Hingga pada saat tertentu, Dewa Tersembunyi, yang dipenuhi dengan kebencian yang luar biasa, benar-benar muncul di hadapan Kun.
Lapisan penghalang pertama Yang Jun hancur, dan pertahanan Kun sendiri juga ditembus.
Jiwa Ilahi terpapar langsung pada pedang Hukum musuh.
Jatuh sepertinya akan terjadi di saat berikutnya!
Tetapi-
Pada saat yang sama, aura milik Shen Hao memancar dengan dahsyat dari dalam Jiwa Ilahi Kun!

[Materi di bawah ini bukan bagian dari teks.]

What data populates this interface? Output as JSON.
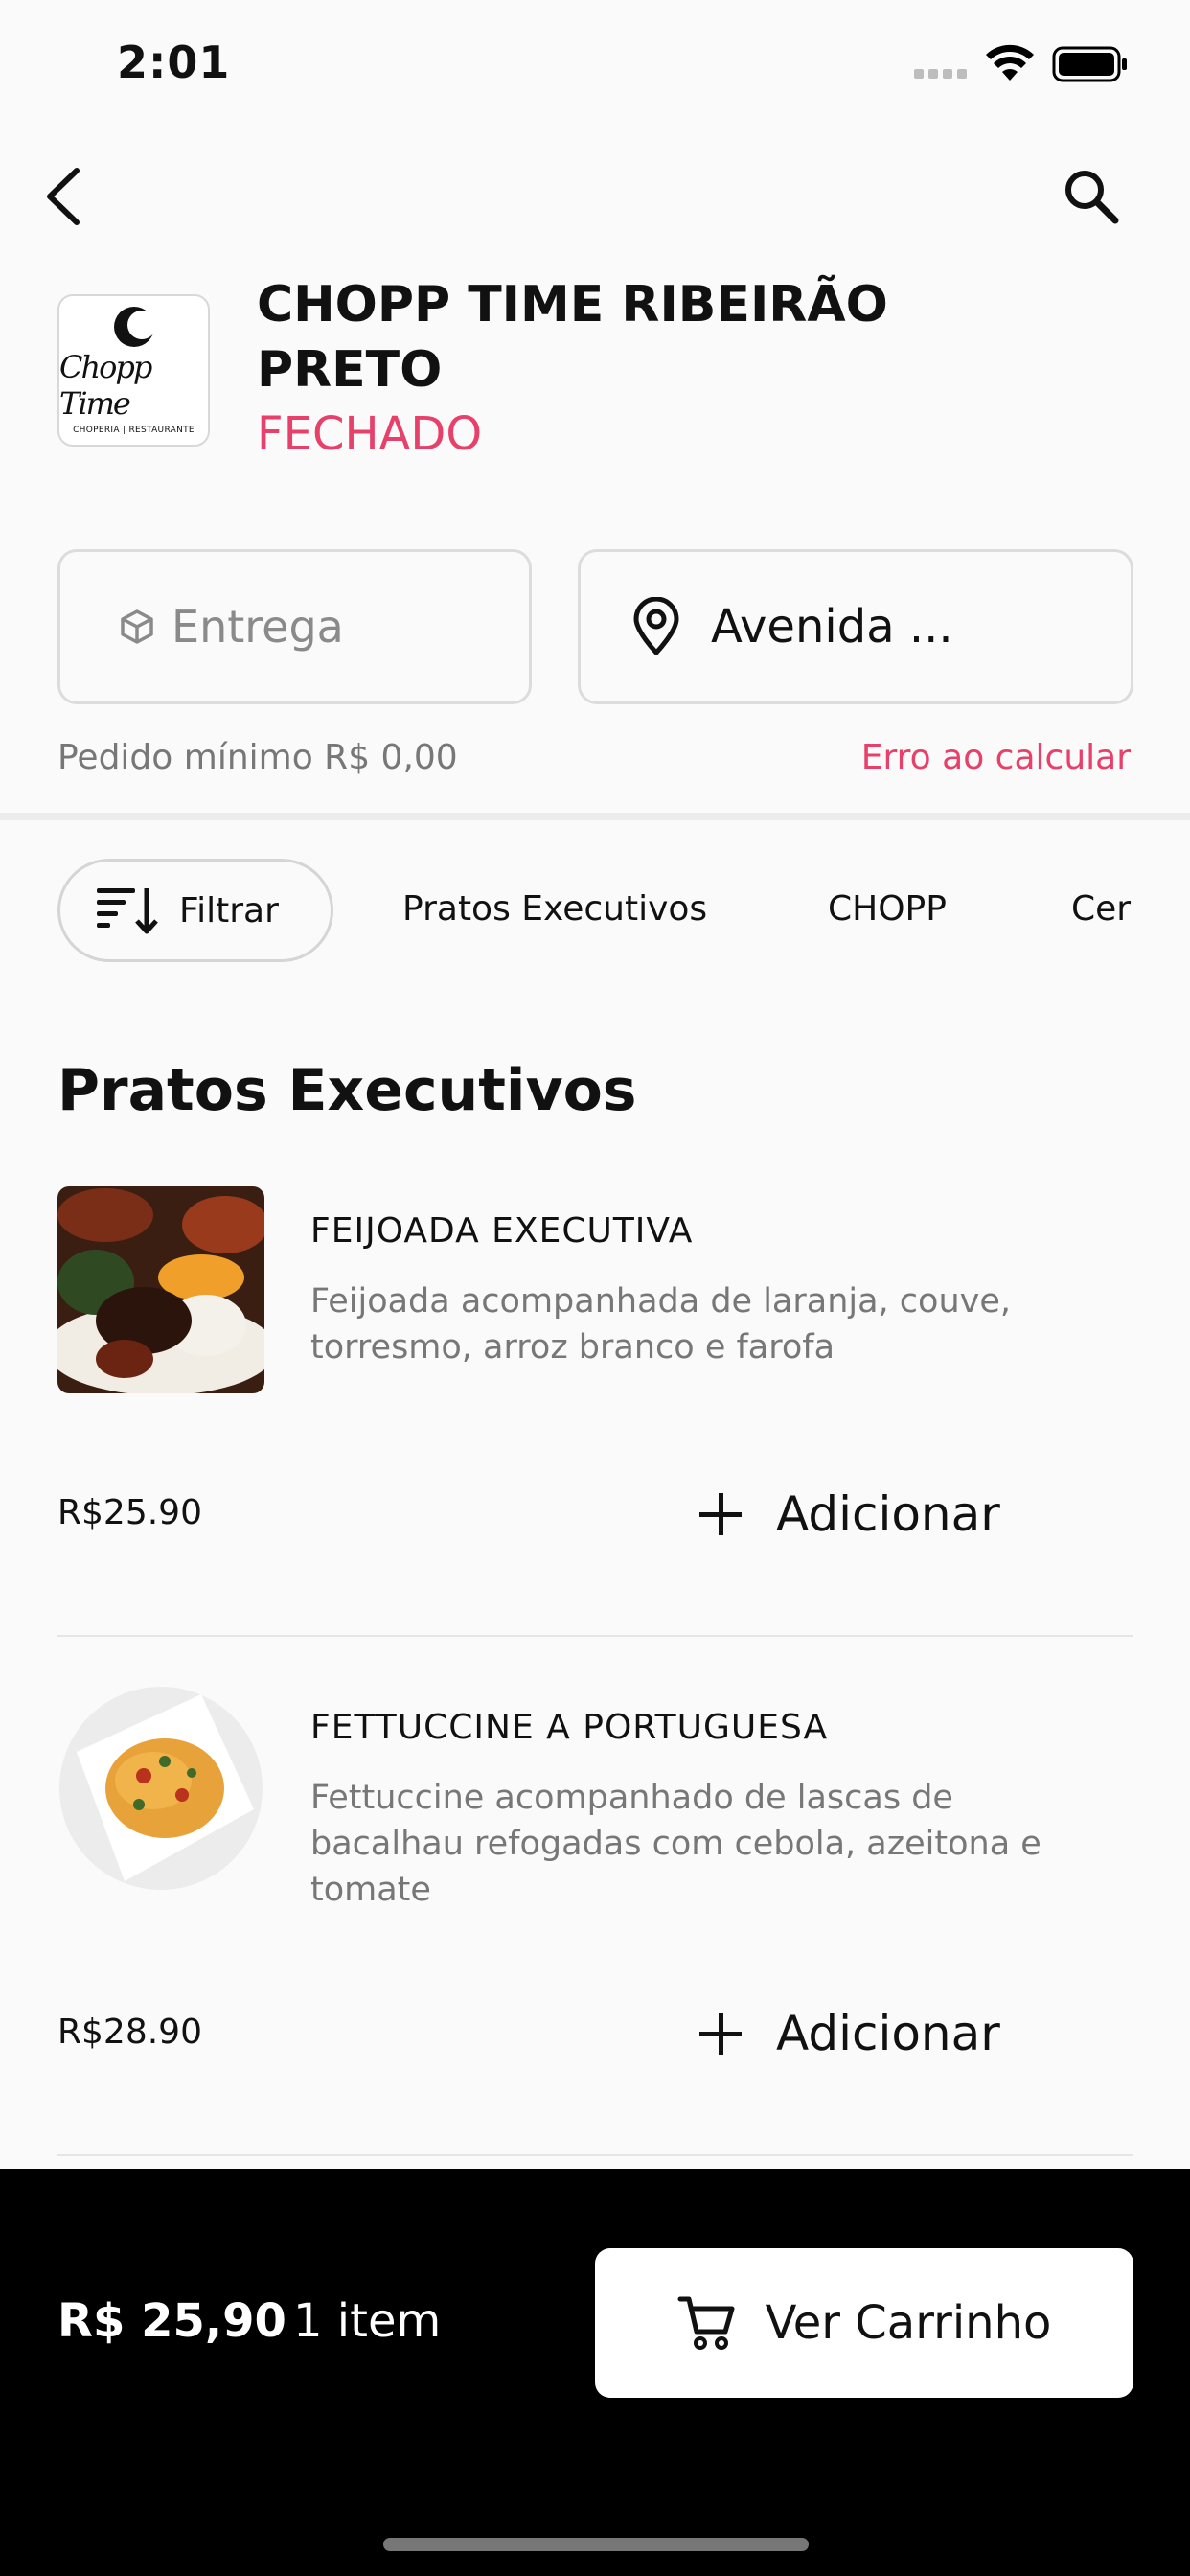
{
  "status_bar": {
    "time": "2:01"
  },
  "restaurant": {
    "name": "CHOPP TIME RIBEIRÃO PRETO",
    "status": "FECHADO",
    "logo": {
      "brand": "Chopp Time",
      "subtitle": "CHOPERIA | RESTAURANTE"
    }
  },
  "delivery": {
    "mode_label": "Entrega",
    "address_label": "Avenida ...",
    "min_order": "Pedido mínimo R$ 0,00",
    "error": "Erro ao calcular"
  },
  "filters": {
    "filter_label": "Filtrar",
    "categories": [
      "Pratos Executivos",
      "CHOPP",
      "Cer"
    ]
  },
  "section": {
    "title": "Pratos Executivos"
  },
  "items": [
    {
      "name": "FEIJOADA EXECUTIVA",
      "description": "Feijoada acompanhada de laranja, couve, torresmo, arroz branco e farofa",
      "price": "R$25.90",
      "add_label": "Adicionar"
    },
    {
      "name": "FETTUCCINE  A PORTUGUESA",
      "description": "Fettuccine acompanhado de lascas de bacalhau refogadas com cebola, azeitona e tomate",
      "price": "R$28.90",
      "add_label": "Adicionar"
    }
  ],
  "cart": {
    "total": "R$ 25,90",
    "count": "1 item",
    "button_label": "Ver Carrinho"
  },
  "colors": {
    "accent": "#e7406b",
    "cart_bar": "#000000"
  }
}
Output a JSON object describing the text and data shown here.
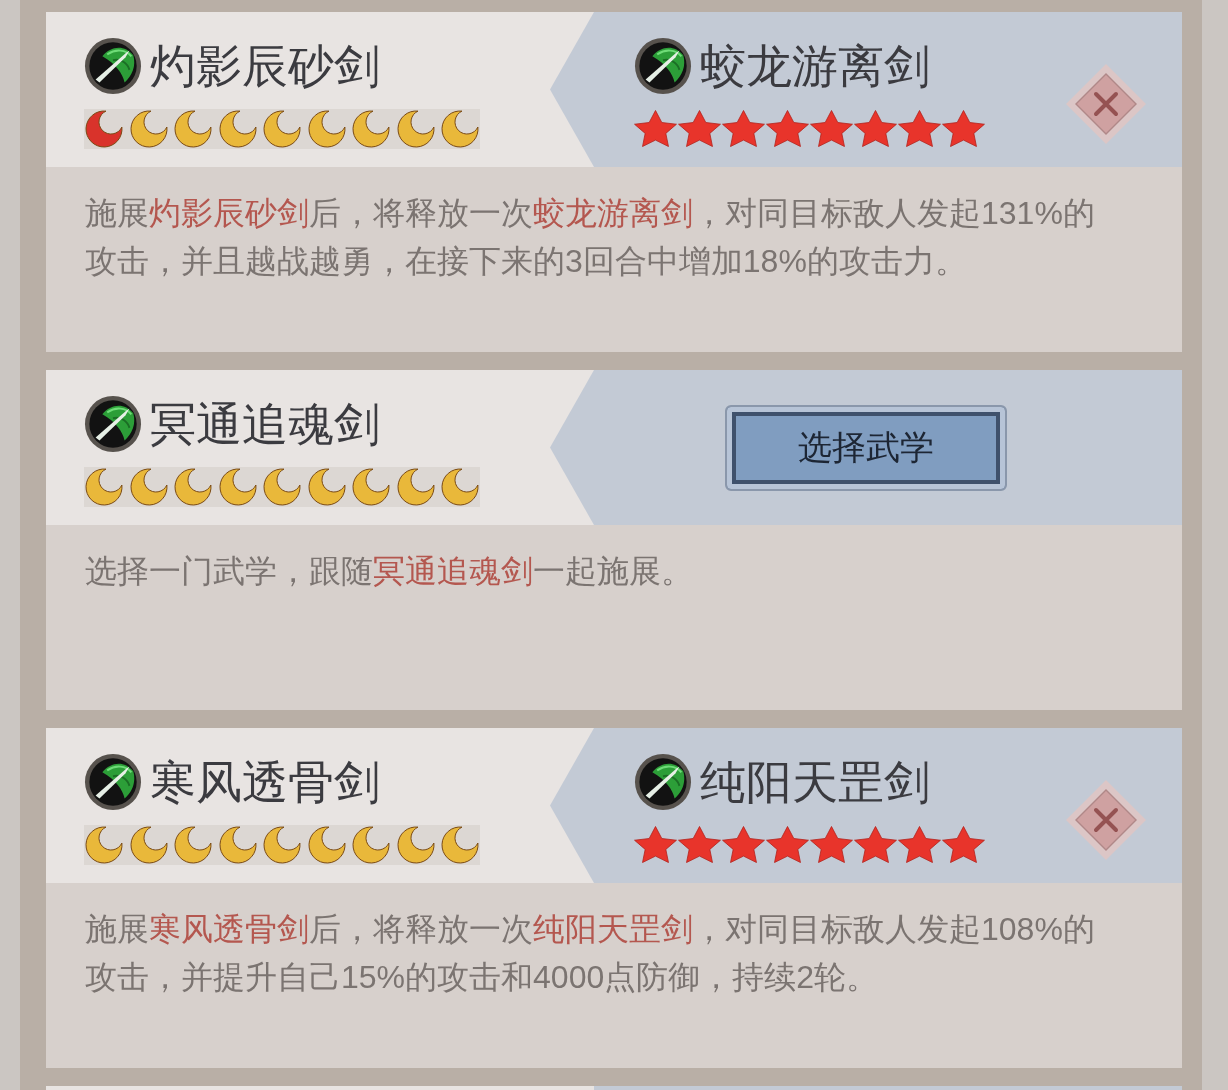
{
  "cards": [
    {
      "skill": {
        "name": "灼影辰砂剑",
        "moons": [
          {
            "color": "#d9332b"
          },
          {
            "color": "#e9b83a"
          },
          {
            "color": "#e9b83a"
          },
          {
            "color": "#e9b83a"
          },
          {
            "color": "#e9b83a"
          },
          {
            "color": "#e9b83a"
          },
          {
            "color": "#e9b83a"
          },
          {
            "color": "#e9b83a"
          },
          {
            "color": "#e9b83a"
          }
        ]
      },
      "pair": {
        "kind": "skill",
        "name": "蛟龙游离剑",
        "stars": 8
      },
      "description": "施展**灼影辰砂剑**后，将释放一次**蛟龙游离剑**，对同目标敌人发起131%的攻击，并且越战越勇，在接下来的3回合中增加18%的攻击力。"
    },
    {
      "skill": {
        "name": "冥通追魂剑",
        "moons": [
          {
            "color": "#e9b83a"
          },
          {
            "color": "#e9b83a"
          },
          {
            "color": "#e9b83a"
          },
          {
            "color": "#e9b83a"
          },
          {
            "color": "#e9b83a"
          },
          {
            "color": "#e9b83a"
          },
          {
            "color": "#e9b83a"
          },
          {
            "color": "#e9b83a"
          },
          {
            "color": "#e9b83a"
          }
        ]
      },
      "pair": {
        "kind": "select",
        "label": "选择武学"
      },
      "description": "选择一门武学，跟随**冥通追魂剑**一起施展。"
    },
    {
      "skill": {
        "name": "寒风透骨剑",
        "moons": [
          {
            "color": "#e9b83a"
          },
          {
            "color": "#e9b83a"
          },
          {
            "color": "#e9b83a"
          },
          {
            "color": "#e9b83a"
          },
          {
            "color": "#e9b83a"
          },
          {
            "color": "#e9b83a"
          },
          {
            "color": "#e9b83a"
          },
          {
            "color": "#e9b83a"
          },
          {
            "color": "#e9b83a"
          }
        ]
      },
      "pair": {
        "kind": "skill",
        "name": "纯阳天罡剑",
        "stars": 8
      },
      "description": "施展**寒风透骨剑**后，将释放一次**纯阳天罡剑**，对同目标敌人发起108%的攻击，并提升自己15%的攻击和4000点防御，持续2轮。"
    }
  ]
}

Pedang Kaisar dengan brutal menembus penghalang kosmik, menghantam medan perang, membelah Dewa Tersembunyi menjadi dua dengan satu pukulan, hanya menyisakan waktu baginya untuk mengeluarkan raungan terakhir yang penuh dendam dan tak berdaya sebelum binasa!
Semua Dewa benar-benar tercengang oleh pemandangan ini.
Namun itu hanya berlangsung sesaat.
Mereka juga menantikan momen ini, menantikan saat Kaisar Manusia akan melanggar aturan yang telah ia tetapkan sendiri!
“Dia sungguh tidak ingin kita hidup!”
“Tinggalkan semua ilusi, bertarunglah!”
“Tuhan Bapa telah pergi; kita tidak akan lagi menjadi boneka dari makhluk mana pun!”
“Bertarung! Hanya pertempuran!”
Dengan suara dentuman keras, tiga puluh sembilan Roh Ilahi yang tersisa tidak lagi ragu-ragu dan langsung menyerang!
Shen Hao, yang telah mempersiapkan diri dengan baik, segera memindahkan kelima orang milik Yang Jun, tetapi dia tidak berdiri sendirian di depan para Dewa Agung yang marah dan putus asa; di belakangnya, ada sembilan belas Dewa Baru Manusia!
“Ini adalah pertempuran terakhir.”
Dia hanya meninggalkan pesan terakhir ini; tekanan Dominator menyebar tanpa terkendali, bahkan meluas ke setiap Semesta di dalam Semesta Multidimensi.
Termasuk Alam Semesta Suci!
Di dalam alam semesta yang tak terhitung jumlahnya, makhluk-makhluk yang tak terhitung jumlahnya mendongak dengan ngeri, seolah-olah mereka dapat merasakan dari lubuk hati mereka suatu wujud agung, yang dipenuhi dengan penindasan yang luar biasa.
Bahkan menyebabkan banyak makhluk berlutut di tanah, menyembah!
Bahkan tanpa mengetahui apa pun, mereka secara naluriah merasakan bahwa ini adalah Penguasa Tertinggi seluruh Alam Semesta, satu-satunya Tuhan Sejati!